Clément Sénéchal : Dans les années 1970, il existait en France une écologie radicale et militante, marquée par des luttes d’occupation (comme au Larzac ou en Bretagne) et les écrits anticapitalistes d’André Gorz. Une écologie syndicale, même, menée par Bernard Laponche et la CFDT dans le secteur énergétique. Mais un autre type d’écologie se développe au même moment au Canada, avec l’avènement de Greenpeace, qui va rapidement devenir mainstream et s’imposer sur les autres au niveau international, au moins dans l’espace occidental.

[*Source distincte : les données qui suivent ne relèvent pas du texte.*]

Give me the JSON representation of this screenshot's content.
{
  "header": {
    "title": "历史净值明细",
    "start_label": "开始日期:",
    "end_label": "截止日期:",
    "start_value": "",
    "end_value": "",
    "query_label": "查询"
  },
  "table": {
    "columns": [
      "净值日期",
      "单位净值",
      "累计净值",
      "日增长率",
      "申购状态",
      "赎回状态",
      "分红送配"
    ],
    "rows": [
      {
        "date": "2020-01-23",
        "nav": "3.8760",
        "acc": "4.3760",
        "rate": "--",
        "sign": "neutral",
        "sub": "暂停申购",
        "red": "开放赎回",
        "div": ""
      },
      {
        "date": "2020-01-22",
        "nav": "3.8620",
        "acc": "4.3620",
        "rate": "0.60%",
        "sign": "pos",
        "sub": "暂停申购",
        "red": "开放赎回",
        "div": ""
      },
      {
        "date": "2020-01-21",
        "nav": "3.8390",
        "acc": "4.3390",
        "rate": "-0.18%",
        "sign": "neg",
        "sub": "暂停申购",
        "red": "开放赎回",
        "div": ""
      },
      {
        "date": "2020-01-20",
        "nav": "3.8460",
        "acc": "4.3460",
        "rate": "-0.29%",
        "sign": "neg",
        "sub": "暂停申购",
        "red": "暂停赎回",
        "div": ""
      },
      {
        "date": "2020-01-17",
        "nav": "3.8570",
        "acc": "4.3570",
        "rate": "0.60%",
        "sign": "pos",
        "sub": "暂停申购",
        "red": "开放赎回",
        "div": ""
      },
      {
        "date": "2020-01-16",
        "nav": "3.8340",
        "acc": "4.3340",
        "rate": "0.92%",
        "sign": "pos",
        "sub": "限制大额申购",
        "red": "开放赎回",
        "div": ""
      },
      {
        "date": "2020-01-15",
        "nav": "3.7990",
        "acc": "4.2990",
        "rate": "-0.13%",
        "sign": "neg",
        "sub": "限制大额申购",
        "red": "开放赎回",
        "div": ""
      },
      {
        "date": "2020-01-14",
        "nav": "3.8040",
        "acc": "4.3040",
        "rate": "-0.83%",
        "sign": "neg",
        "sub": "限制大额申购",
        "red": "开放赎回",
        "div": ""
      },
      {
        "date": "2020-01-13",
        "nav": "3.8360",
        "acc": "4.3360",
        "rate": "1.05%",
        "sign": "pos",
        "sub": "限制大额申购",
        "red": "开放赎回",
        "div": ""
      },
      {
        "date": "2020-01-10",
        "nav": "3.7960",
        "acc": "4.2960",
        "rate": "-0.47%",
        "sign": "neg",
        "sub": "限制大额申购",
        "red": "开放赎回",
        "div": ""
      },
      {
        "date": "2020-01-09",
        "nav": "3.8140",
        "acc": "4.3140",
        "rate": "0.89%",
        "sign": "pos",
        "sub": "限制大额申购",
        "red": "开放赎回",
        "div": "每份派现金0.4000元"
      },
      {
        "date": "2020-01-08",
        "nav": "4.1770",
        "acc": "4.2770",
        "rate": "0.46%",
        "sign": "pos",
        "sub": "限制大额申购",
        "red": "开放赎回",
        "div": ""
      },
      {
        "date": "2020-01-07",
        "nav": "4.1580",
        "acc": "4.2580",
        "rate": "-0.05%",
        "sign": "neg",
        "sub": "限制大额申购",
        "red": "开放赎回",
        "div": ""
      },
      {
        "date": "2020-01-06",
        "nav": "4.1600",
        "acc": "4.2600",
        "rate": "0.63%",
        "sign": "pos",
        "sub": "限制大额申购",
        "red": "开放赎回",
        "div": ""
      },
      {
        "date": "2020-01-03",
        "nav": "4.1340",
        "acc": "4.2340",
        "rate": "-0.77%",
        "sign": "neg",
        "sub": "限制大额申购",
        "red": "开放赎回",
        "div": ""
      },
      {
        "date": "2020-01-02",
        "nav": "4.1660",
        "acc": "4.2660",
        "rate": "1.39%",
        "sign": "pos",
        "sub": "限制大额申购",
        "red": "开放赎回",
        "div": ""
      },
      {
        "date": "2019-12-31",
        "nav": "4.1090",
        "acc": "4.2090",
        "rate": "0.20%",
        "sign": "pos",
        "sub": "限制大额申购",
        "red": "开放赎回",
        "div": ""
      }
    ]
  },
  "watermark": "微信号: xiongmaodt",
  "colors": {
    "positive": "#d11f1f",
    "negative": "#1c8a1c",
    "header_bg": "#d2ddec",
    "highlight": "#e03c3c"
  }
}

  Plutôt que d’occuper les zones à protéger, détruire l’infrastructure écocidaire ou même simplement constituer une force militante, Greenpeace opte pour une écologie du témoignage, qui place l’image au centre du jeu, avec une division très stricte entre acteurs (« prophètes » selon Robert Hunter, figure tutélaire de l’organisation) et spectateurs, puis entre professionnels et donateurs. Au cœur de cette recette, on trouve l’idée selon laquelle suffirait d’alerter sur un problème pour qu’il trouve automatiquement une résolution — ce qui dénote une vision très naïve de la démocratie libérale et du capitalisme. « Image is everything », écrit Robert Hunter dans ses mémoires.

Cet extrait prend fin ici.